Re: Bobber 2 Axle caboose late usage


Tony Thompson
 

Jim Dick wrote:

      As I recall finding, there was a bobber caboose in Washington State on a stopped train that was run into by a following train. The caboose was reduced to “kindling” however one of the crew was trapped in the wreckage. There was a lit coal stove in the caboose wreckage that soon spread its fire to the wood of the splintered caboose and the cries of a trapped crew member trapped in spite of the efforts of others to free him. (1912-1914 +/-)

     Newspaper clippings found in my railroad's files told of the shrieking of the victim being burnt alive clearly being heard by onlookers who could not clear timbers fast enough due to the intensity of the spreading blaze as the above was happening, and the horrific account was carried nationally. 

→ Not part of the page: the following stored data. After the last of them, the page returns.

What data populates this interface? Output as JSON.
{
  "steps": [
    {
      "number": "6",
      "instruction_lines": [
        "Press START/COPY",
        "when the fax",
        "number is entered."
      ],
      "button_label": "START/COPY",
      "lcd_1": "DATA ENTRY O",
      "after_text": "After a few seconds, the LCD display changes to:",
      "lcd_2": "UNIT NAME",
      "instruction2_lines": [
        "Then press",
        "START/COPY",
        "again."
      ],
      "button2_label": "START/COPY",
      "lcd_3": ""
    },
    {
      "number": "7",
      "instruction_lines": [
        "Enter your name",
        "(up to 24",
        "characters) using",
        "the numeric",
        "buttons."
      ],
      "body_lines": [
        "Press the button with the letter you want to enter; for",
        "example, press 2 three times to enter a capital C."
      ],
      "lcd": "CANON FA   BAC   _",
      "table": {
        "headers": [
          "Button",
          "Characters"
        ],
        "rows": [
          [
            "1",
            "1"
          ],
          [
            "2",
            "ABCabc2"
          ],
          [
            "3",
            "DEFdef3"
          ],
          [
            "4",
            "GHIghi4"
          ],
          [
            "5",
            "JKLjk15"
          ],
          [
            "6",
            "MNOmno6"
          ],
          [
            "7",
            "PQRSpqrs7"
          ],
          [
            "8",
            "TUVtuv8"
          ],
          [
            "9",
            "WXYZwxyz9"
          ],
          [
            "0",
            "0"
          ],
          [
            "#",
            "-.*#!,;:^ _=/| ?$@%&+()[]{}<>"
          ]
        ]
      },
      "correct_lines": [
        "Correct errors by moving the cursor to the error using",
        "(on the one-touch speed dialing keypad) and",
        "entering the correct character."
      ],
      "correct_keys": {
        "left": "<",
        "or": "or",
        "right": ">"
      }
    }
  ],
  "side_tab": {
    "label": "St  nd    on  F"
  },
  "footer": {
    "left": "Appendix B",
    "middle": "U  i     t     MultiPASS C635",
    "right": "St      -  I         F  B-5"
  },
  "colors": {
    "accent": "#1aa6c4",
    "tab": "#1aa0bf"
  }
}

I have no reason to question any of this — but I should point out that from the 1890s onward, there were many incidents around North America of horrific accidents with wood passenger cars in wrecks, and the resultant fires and loss of life. Railway Age for many years carried stories advocating steel underframes for strength, and replacement of wood superstructures, along with knuckle couplers to minimize derailments in wrecks. A decade before the dates Jim mentions, all-steel passenger cars were being built and by then the importance of steel underframes was well established.